Dissecting the mechanisms by which a pathogenic variant in cardiac TnT tail domain leads to disturbed myofilament performance.

Abstract

Missense variant Ile79Asn in human cardiac troponin T (cTnT-I79N) has been associated with hypertrophic cardiomyopathy and high rate of sudden cardiac arrest at juvenile age. cTnT-I79N is located in the cTnT N-terminal (TNT1) loop region and is well-known for its pathological and prognostic relevance. Recent structural study revealed that I79 is part of hydrophobic interface between TNT1 loop and actin which stabilizes the OFF state of the cardiac thin filament. Given the importance of understanding: i) the role of TNT1 loop region on the regulation of the cardiac thin filament, and ii) the underlying mechanisms of cTnT-I79N-linked pathogenesis; we sought to investigate the effects of cTnT-I79N on cardiac myofilament function.
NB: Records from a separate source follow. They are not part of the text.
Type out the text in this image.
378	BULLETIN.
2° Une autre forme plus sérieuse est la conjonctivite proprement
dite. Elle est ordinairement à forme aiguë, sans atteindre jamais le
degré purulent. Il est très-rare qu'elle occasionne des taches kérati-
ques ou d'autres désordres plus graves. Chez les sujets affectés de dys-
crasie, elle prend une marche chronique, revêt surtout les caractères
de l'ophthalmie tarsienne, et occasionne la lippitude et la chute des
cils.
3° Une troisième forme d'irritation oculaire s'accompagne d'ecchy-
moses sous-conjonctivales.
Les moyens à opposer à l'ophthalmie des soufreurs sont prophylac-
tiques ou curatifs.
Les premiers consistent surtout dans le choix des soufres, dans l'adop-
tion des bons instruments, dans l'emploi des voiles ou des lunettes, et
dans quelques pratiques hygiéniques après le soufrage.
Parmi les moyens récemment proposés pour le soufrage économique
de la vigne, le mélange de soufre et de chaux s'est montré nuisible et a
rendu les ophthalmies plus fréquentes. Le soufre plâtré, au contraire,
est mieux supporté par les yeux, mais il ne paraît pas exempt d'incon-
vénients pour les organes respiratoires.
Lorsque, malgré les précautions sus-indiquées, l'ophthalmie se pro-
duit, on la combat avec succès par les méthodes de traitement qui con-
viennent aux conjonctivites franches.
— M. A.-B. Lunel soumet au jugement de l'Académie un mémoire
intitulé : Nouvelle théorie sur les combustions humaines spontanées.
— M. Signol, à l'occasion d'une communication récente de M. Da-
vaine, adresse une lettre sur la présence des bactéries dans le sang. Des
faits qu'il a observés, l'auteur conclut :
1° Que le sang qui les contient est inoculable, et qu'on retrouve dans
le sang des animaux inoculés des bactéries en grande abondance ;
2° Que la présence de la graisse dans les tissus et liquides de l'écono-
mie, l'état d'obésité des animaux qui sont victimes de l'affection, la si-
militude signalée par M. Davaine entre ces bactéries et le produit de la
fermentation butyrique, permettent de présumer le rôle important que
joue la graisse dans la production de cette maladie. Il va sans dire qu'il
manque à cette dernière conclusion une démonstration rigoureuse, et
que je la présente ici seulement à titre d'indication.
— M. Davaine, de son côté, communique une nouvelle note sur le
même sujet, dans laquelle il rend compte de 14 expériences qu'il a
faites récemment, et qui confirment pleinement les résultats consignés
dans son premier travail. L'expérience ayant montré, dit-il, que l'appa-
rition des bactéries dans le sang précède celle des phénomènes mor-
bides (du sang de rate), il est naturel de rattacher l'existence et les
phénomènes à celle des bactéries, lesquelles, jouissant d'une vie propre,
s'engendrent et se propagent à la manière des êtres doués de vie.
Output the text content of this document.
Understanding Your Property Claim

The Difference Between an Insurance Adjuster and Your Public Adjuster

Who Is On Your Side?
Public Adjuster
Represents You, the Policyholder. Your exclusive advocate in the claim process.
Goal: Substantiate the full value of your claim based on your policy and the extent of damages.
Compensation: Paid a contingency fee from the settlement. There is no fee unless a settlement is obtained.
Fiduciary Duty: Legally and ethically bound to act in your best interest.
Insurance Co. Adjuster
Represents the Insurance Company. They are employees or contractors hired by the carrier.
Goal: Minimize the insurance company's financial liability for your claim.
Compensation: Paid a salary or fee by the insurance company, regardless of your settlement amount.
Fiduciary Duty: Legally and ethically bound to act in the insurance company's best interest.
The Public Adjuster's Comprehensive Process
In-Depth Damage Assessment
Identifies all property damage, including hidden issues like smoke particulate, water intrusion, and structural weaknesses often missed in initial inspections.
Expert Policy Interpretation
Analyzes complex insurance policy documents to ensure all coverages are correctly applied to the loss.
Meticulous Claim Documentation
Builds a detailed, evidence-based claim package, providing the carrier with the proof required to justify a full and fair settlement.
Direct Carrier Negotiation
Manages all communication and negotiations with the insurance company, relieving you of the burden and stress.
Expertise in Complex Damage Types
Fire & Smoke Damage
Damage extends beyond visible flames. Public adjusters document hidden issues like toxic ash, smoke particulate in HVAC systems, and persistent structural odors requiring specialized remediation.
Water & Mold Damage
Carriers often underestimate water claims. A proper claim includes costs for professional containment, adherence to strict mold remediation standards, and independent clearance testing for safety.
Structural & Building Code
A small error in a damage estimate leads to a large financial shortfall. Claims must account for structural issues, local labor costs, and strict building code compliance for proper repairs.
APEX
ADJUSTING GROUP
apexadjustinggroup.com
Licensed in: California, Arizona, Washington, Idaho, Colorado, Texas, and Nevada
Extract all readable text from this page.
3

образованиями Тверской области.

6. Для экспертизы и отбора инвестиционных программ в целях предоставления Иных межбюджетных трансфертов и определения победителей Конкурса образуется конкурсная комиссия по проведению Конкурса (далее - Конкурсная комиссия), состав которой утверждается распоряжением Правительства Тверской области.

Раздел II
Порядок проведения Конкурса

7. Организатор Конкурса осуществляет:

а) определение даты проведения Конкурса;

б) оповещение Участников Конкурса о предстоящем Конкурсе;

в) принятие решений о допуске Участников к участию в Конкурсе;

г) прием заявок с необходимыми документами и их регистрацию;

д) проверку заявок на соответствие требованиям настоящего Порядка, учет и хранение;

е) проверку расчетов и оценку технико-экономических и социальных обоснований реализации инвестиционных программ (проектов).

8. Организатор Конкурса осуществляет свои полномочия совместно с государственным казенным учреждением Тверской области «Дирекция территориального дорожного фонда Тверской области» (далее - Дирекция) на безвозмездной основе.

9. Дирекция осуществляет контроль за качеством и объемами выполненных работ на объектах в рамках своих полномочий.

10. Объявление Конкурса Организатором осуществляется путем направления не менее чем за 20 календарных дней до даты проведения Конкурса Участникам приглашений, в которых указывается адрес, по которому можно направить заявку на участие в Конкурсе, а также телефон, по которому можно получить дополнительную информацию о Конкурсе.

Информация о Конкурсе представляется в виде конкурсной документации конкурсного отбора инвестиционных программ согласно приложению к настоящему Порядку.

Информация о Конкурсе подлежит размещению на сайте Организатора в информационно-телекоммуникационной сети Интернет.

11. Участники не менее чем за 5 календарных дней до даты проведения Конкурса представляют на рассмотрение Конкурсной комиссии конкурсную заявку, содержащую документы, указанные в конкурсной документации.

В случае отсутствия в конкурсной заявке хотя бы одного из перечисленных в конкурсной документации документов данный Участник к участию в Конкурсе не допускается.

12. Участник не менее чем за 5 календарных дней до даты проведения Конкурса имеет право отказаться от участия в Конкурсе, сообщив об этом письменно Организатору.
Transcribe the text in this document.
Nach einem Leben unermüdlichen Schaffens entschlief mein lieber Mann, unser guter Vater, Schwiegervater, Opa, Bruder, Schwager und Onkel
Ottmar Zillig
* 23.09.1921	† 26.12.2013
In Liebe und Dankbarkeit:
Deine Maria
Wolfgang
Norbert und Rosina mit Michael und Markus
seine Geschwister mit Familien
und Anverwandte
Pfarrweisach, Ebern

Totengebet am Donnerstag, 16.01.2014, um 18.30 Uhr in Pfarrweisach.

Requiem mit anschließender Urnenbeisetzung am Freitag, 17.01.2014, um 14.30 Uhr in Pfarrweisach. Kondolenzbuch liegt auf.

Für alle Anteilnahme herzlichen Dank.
Transgenic I79N (Tg-I79N) muscle bundles displayed increased passive force and passive sinusoidal stiffness, which could be due in part to an increase in force-generating cross-bridges during diastole. Tg-I79N also displayed increased myofilament Ca2+-sensitivity, shorter myofilament lattice spacing, and slower cross-bridge kinetics. These findings can be attributed to the destabilization of cardiac thin filament's inhibitory property, and the increase in the overall number of cross-bridges during Ca2+ activation. Finally, we show that cTnT-I79N dysregulates SRX↔DRX equilibrium, which can be explained by the excessive binding of myosin heads to the dysregulated thin filament that causes the SRX↔DRX equilibrium to shift towards the ON state. Altogether, biochemical and functional measurements, and structural data points to the following mechanism: cTnT-I79N weakens the interaction of the TNT1 loop with the actin filament, which in turn destabilizes the OFF state of the cardiac thin filament.